1953
С Олегом Храповицким, будущим отцом Арсения и Дмитрия, Света Норштейн познакомилась в день, когда хоронили Сталина.
Москва уже четыре дня была охвачена скорбным безумием, которое девушка, разумеется, разделяла, но почему-то горевать слишком долго не могла. Папа, как она сразу поняла, хоть и не показывал виду, значительно больше переживал из-за смерти Сергея Прокофьева, своего старшего музыкального собрата, чья прихотливая судьба поставила точку в его великой жизни в один день с вождем. О кончине Сергея Сергеевича ему сообщил зашедший к Норштейнам на чай друг отца, композитор Николай Пейко. Лев Семенович помрачнел. Долго тер глаза. Потом они что-то обсуждали вполголоса. Звучала фамилия Вайнберг.
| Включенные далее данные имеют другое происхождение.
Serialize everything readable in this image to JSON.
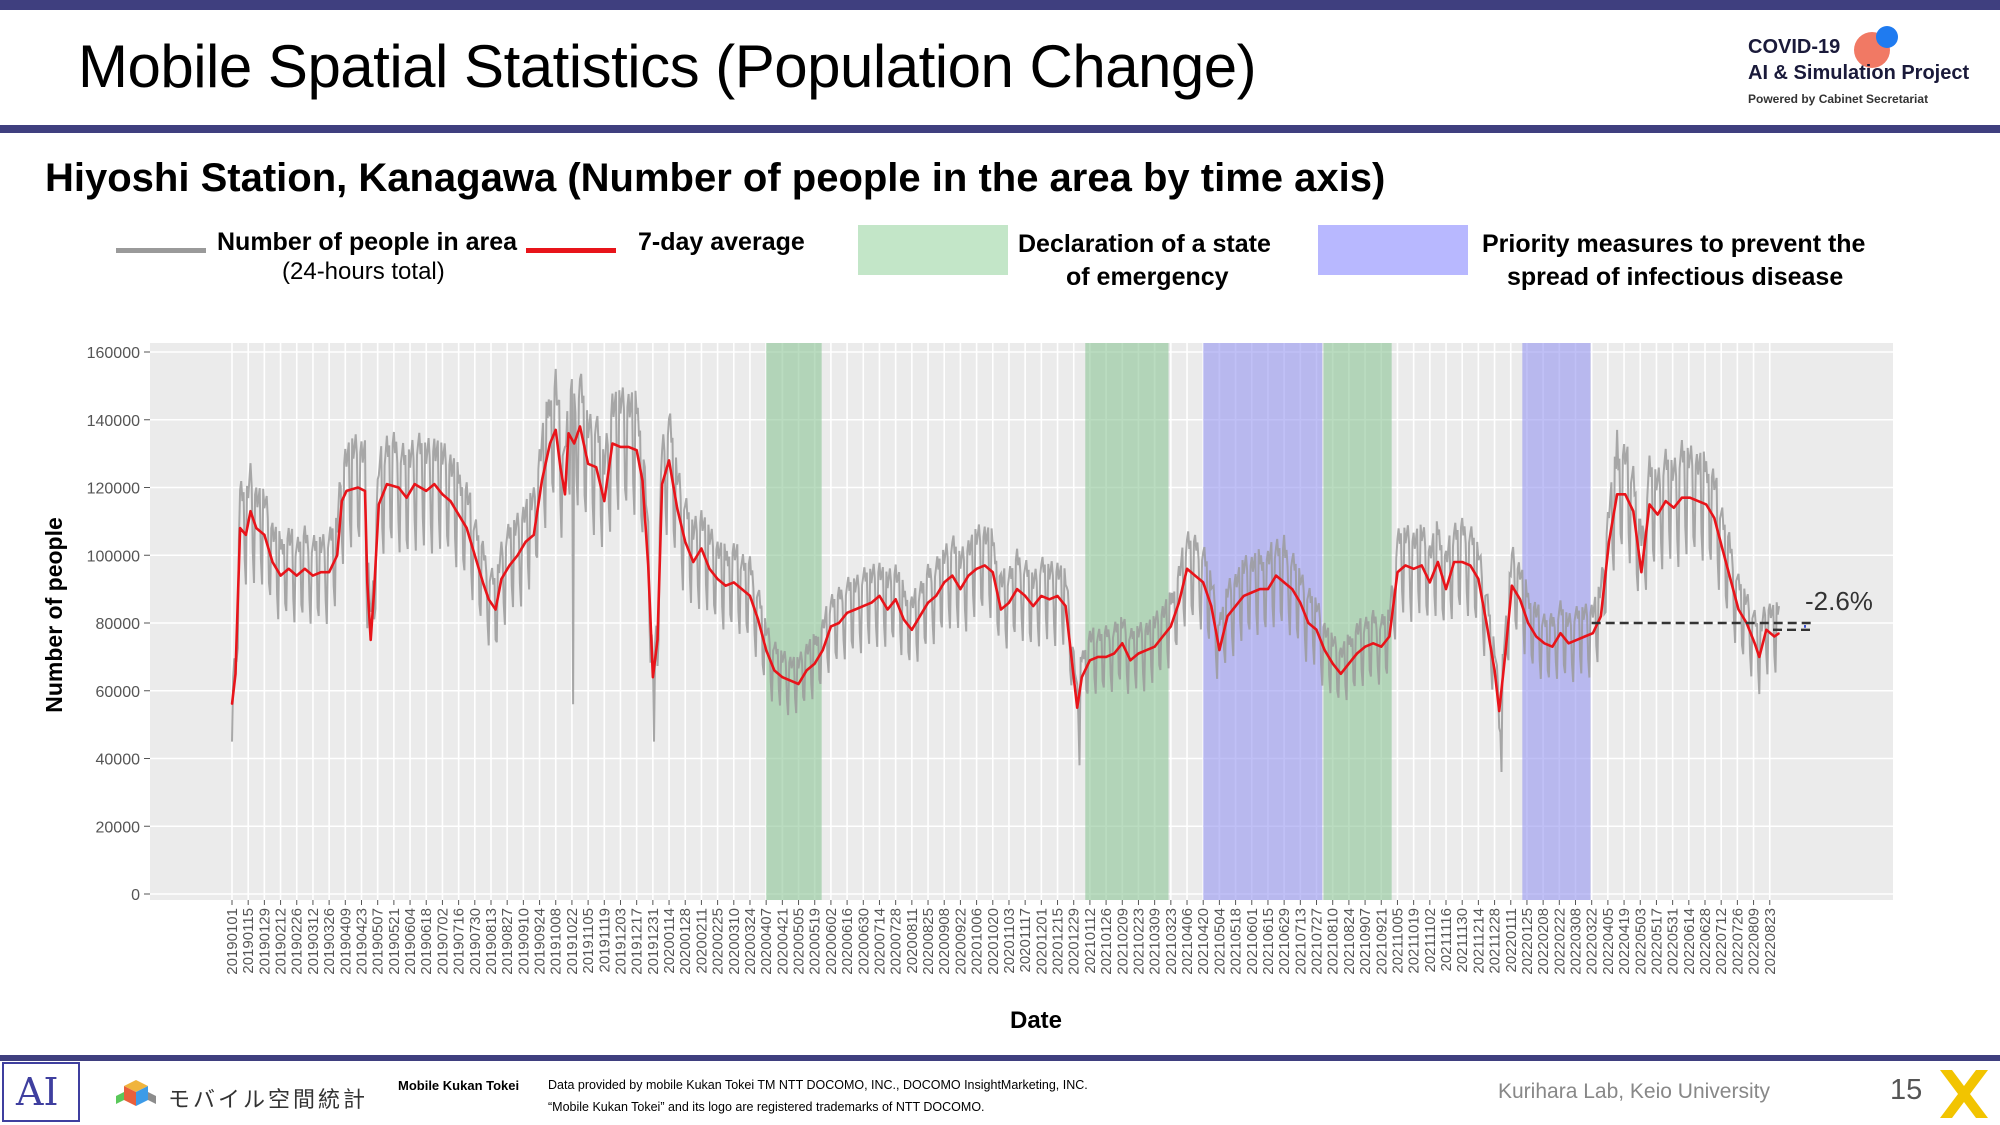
{
  "slide": {
    "title": "Mobile Spatial Statistics (Population Change)",
    "subtitle": "Hiyoshi Station, Kanagawa (Number of people in the area by time axis)",
    "page_number": "15",
    "colors": {
      "accent_bar": "#3f3f7f"
    }
  },
  "logo": {
    "line1": "COVID-19",
    "line2": "AI & Simulation Project",
    "line3": "Powered by Cabinet Secretariat"
  },
  "legend": {
    "area_label": "Number of people in area",
    "area_sub": "(24-hours total)",
    "avg_label": "7-day average",
    "emergency_label_1": "Declaration of a state",
    "emergency_label_2": "of emergency",
    "priority_label_1": "Priority measures to prevent the",
    "priority_label_2": "spread of infectious disease",
    "colors": {
      "area": "#9a9a9a",
      "avg": "#e8141a",
      "emergency": "#c3e6c8",
      "priority": "#b8b8ff"
    }
  },
  "footer": {
    "ai_mark": "AI",
    "mobile_logo_text": "モバイル空間統計",
    "label": "Mobile Kukan Tokei",
    "credit1": "Data provided by mobile Kukan Tokei TM NTT DOCOMO, INC., DOCOMO InsightMarketing, INC.",
    "credit2": "“Mobile Kukan Tokei” and its logo are registered trademarks of NTT DOCOMO.",
    "lab": "Kurihara Lab, Keio University"
  },
  "chart_data": {
    "type": "line",
    "xlabel": "Date",
    "ylabel": "Number of people",
    "ylim": [
      0,
      160000
    ],
    "y_ticks": [
      "0",
      "20000",
      "40000",
      "60000",
      "80000",
      "100000",
      "120000",
      "140000",
      "160000"
    ],
    "y_tick_values": [
      0,
      20000,
      40000,
      60000,
      80000,
      100000,
      120000,
      140000,
      160000
    ],
    "x_start_date": "2019-01-01",
    "x_end_date": "2022-08-31",
    "x_ticks": [
      "20190101",
      "20190115",
      "20190129",
      "20190212",
      "20190226",
      "20190312",
      "20190326",
      "20190409",
      "20190423",
      "20190507",
      "20190521",
      "20190604",
      "20190618",
      "20190702",
      "20190716",
      "20190730",
      "20190813",
      "20190827",
      "20190910",
      "20190924",
      "20191008",
      "20191022",
      "20191105",
      "20191119",
      "20191203",
      "20191217",
      "20191231",
      "20200114",
      "20200128",
      "20200211",
      "20200225",
      "20200310",
      "20200324",
      "20200407",
      "20200421",
      "20200505",
      "20200519",
      "20200602",
      "20200616",
      "20200630",
      "20200714",
      "20200728",
      "20200811",
      "20200825",
      "20200908",
      "20200922",
      "20201006",
      "20201020",
      "20201103",
      "20201117",
      "20201201",
      "20201215",
      "20201229",
      "20210112",
      "20210126",
      "20210209",
      "20210223",
      "20210309",
      "20210323",
      "20210406",
      "20210420",
      "20210504",
      "20210518",
      "20210601",
      "20210615",
      "20210629",
      "20210713",
      "20210727",
      "20210810",
      "20210824",
      "20210907",
      "20210921",
      "20211005",
      "20211019",
      "20211102",
      "20211116",
      "20211130",
      "20211214",
      "20211228",
      "20220111",
      "20220125",
      "20220208",
      "20220222",
      "20220308",
      "20220322",
      "20220405",
      "20220419",
      "20220503",
      "20220517",
      "20220531",
      "20220614",
      "20220628",
      "20220712",
      "20220726",
      "20220809",
      "20220823"
    ],
    "grid": true,
    "shaded_periods": [
      {
        "kind": "emergency",
        "start": "2020-04-07",
        "end": "2020-05-25"
      },
      {
        "kind": "emergency",
        "start": "2021-01-08",
        "end": "2021-03-21"
      },
      {
        "kind": "priority",
        "start": "2021-04-20",
        "end": "2021-08-01"
      },
      {
        "kind": "emergency",
        "start": "2021-08-02",
        "end": "2021-09-30"
      },
      {
        "kind": "priority",
        "start": "2022-01-21",
        "end": "2022-03-21"
      }
    ],
    "series": [
      {
        "name": "7-day average",
        "points": [
          [
            "2019-01-01",
            56000
          ],
          [
            "2019-01-04",
            65000
          ],
          [
            "2019-01-08",
            108000
          ],
          [
            "2019-01-13",
            106000
          ],
          [
            "2019-01-17",
            113000
          ],
          [
            "2019-01-22",
            108000
          ],
          [
            "2019-01-29",
            106000
          ],
          [
            "2019-02-05",
            98000
          ],
          [
            "2019-02-12",
            94000
          ],
          [
            "2019-02-19",
            96000
          ],
          [
            "2019-02-26",
            94000
          ],
          [
            "2019-03-05",
            96000
          ],
          [
            "2019-03-12",
            94000
          ],
          [
            "2019-03-19",
            95000
          ],
          [
            "2019-03-26",
            95000
          ],
          [
            "2019-04-02",
            100000
          ],
          [
            "2019-04-06",
            116000
          ],
          [
            "2019-04-10",
            119000
          ],
          [
            "2019-04-20",
            120000
          ],
          [
            "2019-04-26",
            119000
          ],
          [
            "2019-04-28",
            92000
          ],
          [
            "2019-05-01",
            75000
          ],
          [
            "2019-05-04",
            90000
          ],
          [
            "2019-05-08",
            115000
          ],
          [
            "2019-05-15",
            121000
          ],
          [
            "2019-05-25",
            120000
          ],
          [
            "2019-06-01",
            117000
          ],
          [
            "2019-06-08",
            121000
          ],
          [
            "2019-06-18",
            119000
          ],
          [
            "2019-06-25",
            121000
          ],
          [
            "2019-07-02",
            118000
          ],
          [
            "2019-07-09",
            116000
          ],
          [
            "2019-07-16",
            112000
          ],
          [
            "2019-07-23",
            108000
          ],
          [
            "2019-07-30",
            100000
          ],
          [
            "2019-08-06",
            92000
          ],
          [
            "2019-08-11",
            87000
          ],
          [
            "2019-08-17",
            84000
          ],
          [
            "2019-08-22",
            93000
          ],
          [
            "2019-08-29",
            97000
          ],
          [
            "2019-09-05",
            100000
          ],
          [
            "2019-09-12",
            104000
          ],
          [
            "2019-09-19",
            106000
          ],
          [
            "2019-09-26",
            122000
          ],
          [
            "2019-10-03",
            133000
          ],
          [
            "2019-10-08",
            137000
          ],
          [
            "2019-10-12",
            126000
          ],
          [
            "2019-10-16",
            118000
          ],
          [
            "2019-10-19",
            136000
          ],
          [
            "2019-10-24",
            133000
          ],
          [
            "2019-10-29",
            138000
          ],
          [
            "2019-11-05",
            127000
          ],
          [
            "2019-11-12",
            126000
          ],
          [
            "2019-11-19",
            116000
          ],
          [
            "2019-11-26",
            133000
          ],
          [
            "2019-12-03",
            132000
          ],
          [
            "2019-12-10",
            132000
          ],
          [
            "2019-12-17",
            131000
          ],
          [
            "2019-12-22",
            122000
          ],
          [
            "2019-12-27",
            97000
          ],
          [
            "2019-12-31",
            64000
          ],
          [
            "2020-01-04",
            75000
          ],
          [
            "2020-01-08",
            121000
          ],
          [
            "2020-01-14",
            128000
          ],
          [
            "2020-01-21",
            114000
          ],
          [
            "2020-01-28",
            104000
          ],
          [
            "2020-02-04",
            98000
          ],
          [
            "2020-02-11",
            102000
          ],
          [
            "2020-02-18",
            96000
          ],
          [
            "2020-02-25",
            93000
          ],
          [
            "2020-03-03",
            91000
          ],
          [
            "2020-03-10",
            92000
          ],
          [
            "2020-03-17",
            90000
          ],
          [
            "2020-03-24",
            88000
          ],
          [
            "2020-03-31",
            81000
          ],
          [
            "2020-04-07",
            72000
          ],
          [
            "2020-04-14",
            66000
          ],
          [
            "2020-04-21",
            64000
          ],
          [
            "2020-04-28",
            63000
          ],
          [
            "2020-05-05",
            62000
          ],
          [
            "2020-05-12",
            66000
          ],
          [
            "2020-05-19",
            68000
          ],
          [
            "2020-05-26",
            72000
          ],
          [
            "2020-06-02",
            79000
          ],
          [
            "2020-06-09",
            80000
          ],
          [
            "2020-06-16",
            83000
          ],
          [
            "2020-06-23",
            84000
          ],
          [
            "2020-06-30",
            85000
          ],
          [
            "2020-07-07",
            86000
          ],
          [
            "2020-07-14",
            88000
          ],
          [
            "2020-07-21",
            84000
          ],
          [
            "2020-07-28",
            87000
          ],
          [
            "2020-08-04",
            81000
          ],
          [
            "2020-08-11",
            78000
          ],
          [
            "2020-08-18",
            82000
          ],
          [
            "2020-08-25",
            86000
          ],
          [
            "2020-09-01",
            88000
          ],
          [
            "2020-09-08",
            92000
          ],
          [
            "2020-09-15",
            94000
          ],
          [
            "2020-09-22",
            90000
          ],
          [
            "2020-09-29",
            94000
          ],
          [
            "2020-10-06",
            96000
          ],
          [
            "2020-10-13",
            97000
          ],
          [
            "2020-10-20",
            95000
          ],
          [
            "2020-10-27",
            84000
          ],
          [
            "2020-11-03",
            86000
          ],
          [
            "2020-11-10",
            90000
          ],
          [
            "2020-11-17",
            88000
          ],
          [
            "2020-11-24",
            85000
          ],
          [
            "2020-12-01",
            88000
          ],
          [
            "2020-12-08",
            87000
          ],
          [
            "2020-12-15",
            88000
          ],
          [
            "2020-12-22",
            85000
          ],
          [
            "2020-12-27",
            70000
          ],
          [
            "2021-01-01",
            55000
          ],
          [
            "2021-01-05",
            64000
          ],
          [
            "2021-01-12",
            69000
          ],
          [
            "2021-01-19",
            70000
          ],
          [
            "2021-01-26",
            70000
          ],
          [
            "2021-02-02",
            71000
          ],
          [
            "2021-02-09",
            74000
          ],
          [
            "2021-02-16",
            69000
          ],
          [
            "2021-02-23",
            71000
          ],
          [
            "2021-03-02",
            72000
          ],
          [
            "2021-03-09",
            73000
          ],
          [
            "2021-03-16",
            76000
          ],
          [
            "2021-03-23",
            79000
          ],
          [
            "2021-03-30",
            86000
          ],
          [
            "2021-04-06",
            96000
          ],
          [
            "2021-04-13",
            94000
          ],
          [
            "2021-04-20",
            92000
          ],
          [
            "2021-04-27",
            85000
          ],
          [
            "2021-05-04",
            72000
          ],
          [
            "2021-05-11",
            82000
          ],
          [
            "2021-05-18",
            85000
          ],
          [
            "2021-05-25",
            88000
          ],
          [
            "2021-06-01",
            89000
          ],
          [
            "2021-06-08",
            90000
          ],
          [
            "2021-06-15",
            90000
          ],
          [
            "2021-06-22",
            94000
          ],
          [
            "2021-06-29",
            92000
          ],
          [
            "2021-07-06",
            90000
          ],
          [
            "2021-07-13",
            86000
          ],
          [
            "2021-07-20",
            80000
          ],
          [
            "2021-07-27",
            78000
          ],
          [
            "2021-08-03",
            72000
          ],
          [
            "2021-08-10",
            68000
          ],
          [
            "2021-08-17",
            65000
          ],
          [
            "2021-08-24",
            68000
          ],
          [
            "2021-08-31",
            71000
          ],
          [
            "2021-09-07",
            73000
          ],
          [
            "2021-09-14",
            74000
          ],
          [
            "2021-09-21",
            73000
          ],
          [
            "2021-09-28",
            76000
          ],
          [
            "2021-10-05",
            95000
          ],
          [
            "2021-10-12",
            97000
          ],
          [
            "2021-10-19",
            96000
          ],
          [
            "2021-10-26",
            97000
          ],
          [
            "2021-11-02",
            92000
          ],
          [
            "2021-11-09",
            98000
          ],
          [
            "2021-11-16",
            90000
          ],
          [
            "2021-11-23",
            98000
          ],
          [
            "2021-11-30",
            98000
          ],
          [
            "2021-12-07",
            97000
          ],
          [
            "2021-12-14",
            93000
          ],
          [
            "2021-12-21",
            80000
          ],
          [
            "2021-12-28",
            66000
          ],
          [
            "2022-01-01",
            54000
          ],
          [
            "2022-01-06",
            70000
          ],
          [
            "2022-01-12",
            91000
          ],
          [
            "2022-01-19",
            87000
          ],
          [
            "2022-01-26",
            80000
          ],
          [
            "2022-02-02",
            76000
          ],
          [
            "2022-02-09",
            74000
          ],
          [
            "2022-02-16",
            73000
          ],
          [
            "2022-02-23",
            77000
          ],
          [
            "2022-03-02",
            74000
          ],
          [
            "2022-03-09",
            75000
          ],
          [
            "2022-03-16",
            76000
          ],
          [
            "2022-03-23",
            77000
          ],
          [
            "2022-03-30",
            82000
          ],
          [
            "2022-04-06",
            104000
          ],
          [
            "2022-04-13",
            118000
          ],
          [
            "2022-04-20",
            118000
          ],
          [
            "2022-04-27",
            113000
          ],
          [
            "2022-05-04",
            95000
          ],
          [
            "2022-05-11",
            115000
          ],
          [
            "2022-05-18",
            112000
          ],
          [
            "2022-05-25",
            116000
          ],
          [
            "2022-06-01",
            114000
          ],
          [
            "2022-06-08",
            117000
          ],
          [
            "2022-06-15",
            117000
          ],
          [
            "2022-06-22",
            116000
          ],
          [
            "2022-06-29",
            115000
          ],
          [
            "2022-07-06",
            111000
          ],
          [
            "2022-07-13",
            102000
          ],
          [
            "2022-07-20",
            93000
          ],
          [
            "2022-07-27",
            84000
          ],
          [
            "2022-08-03",
            80000
          ],
          [
            "2022-08-10",
            74000
          ],
          [
            "2022-08-14",
            70000
          ],
          [
            "2022-08-20",
            78000
          ],
          [
            "2022-08-27",
            76000
          ],
          [
            "2022-08-31",
            77000
          ]
        ]
      },
      {
        "name": "Number of people in area",
        "note": "daily values oscillate around the 7-day average, weekday peaks roughly 12000-20000 above it and weekend troughs roughly 10000-15000 below it",
        "min_visible": [
          [
            "2019-01-01",
            45000
          ],
          [
            "2019-10-23",
            56000
          ],
          [
            "2020-01-01",
            45000
          ],
          [
            "2021-01-03",
            38000
          ],
          [
            "2022-01-03",
            36000
          ],
          [
            "2022-08-14",
            59000
          ]
        ],
        "max_visible": [
          [
            "2019-10-08",
            155000
          ],
          [
            "2019-10-29",
            152000
          ],
          [
            "2022-04-13",
            137000
          ],
          [
            "2022-06-08",
            134000
          ],
          [
            "2021-06-29",
            106000
          ],
          [
            "2021-04-13",
            106000
          ]
        ]
      }
    ],
    "annotation": {
      "text": "-2.6%",
      "baseline_value": 80000,
      "baseline_from": "2022-03-22",
      "end_value": 78000
    }
  }
}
Света слышала от родителей, что известный советский музыкант Моисей Самуилович Вайнберг арестован чуть меньше месяца назад и его друзья, среди которых Шостакович, Пейко, Норштейн и многие другие, делают все для его освобождения. В тот же вечер у Норштейнов гостил композитор Лапшин. Очень приятный и очень несчастный молодой человек, пять лет назад изгнанный из консерватории по причине борьбы с космополитизмом. Последнее время Света реже его видела: только когда он заходил к отцу. А раньше, несколько лет назад, они часто оказывались в одной веселой компании, собиравшейся у Людочки Гудковой, жившей в доме напротив. То была выдающаяся компания. И Света хорошо себя в ней чувствовала, хотя и была много младше всех ее участников и участниц. Правда, сама Гудкова ей не очень нравилась. Но она готова была терпеть ее ради того, чтобы регулярно погружаться в необычный дух этих странных для своего времени посиделок, где как будто не действовали законы внешнего мира и все чувствовали себя легко и раскрепощенно. В конце концов с Людмилой они все-таки крепко поссорились. Но это случилось после того, как компания фактически распалась.
Отец и Лапшин в тот мартовский вечер выпили по рюмке, в память Прокофьева, говорили при этом тихо, почти шепотом, потом словно по команде очень громко помянули Сталина.
Занятия в средней женской школе, где Светлана первый год после института преподавала английский, естественно, в тот скорбный день, как и в предыдущие четыре, отменили. Вчера и позавчера она с черной повязкой на рукаве участвовала в траурных школьных митингах, с одной стороны, ужасно напыщенных, с другой — холодно-деловитых. Ее поразило, что один из учителей, фронтовик, пришедший на митинг зачем-то в парадном кителе, со всего маху грохнулся в обморок, когда стоял в скорбном карауле около портрета генералиссимуса, где тот из-под усов добродушно и беззаботно улыбался.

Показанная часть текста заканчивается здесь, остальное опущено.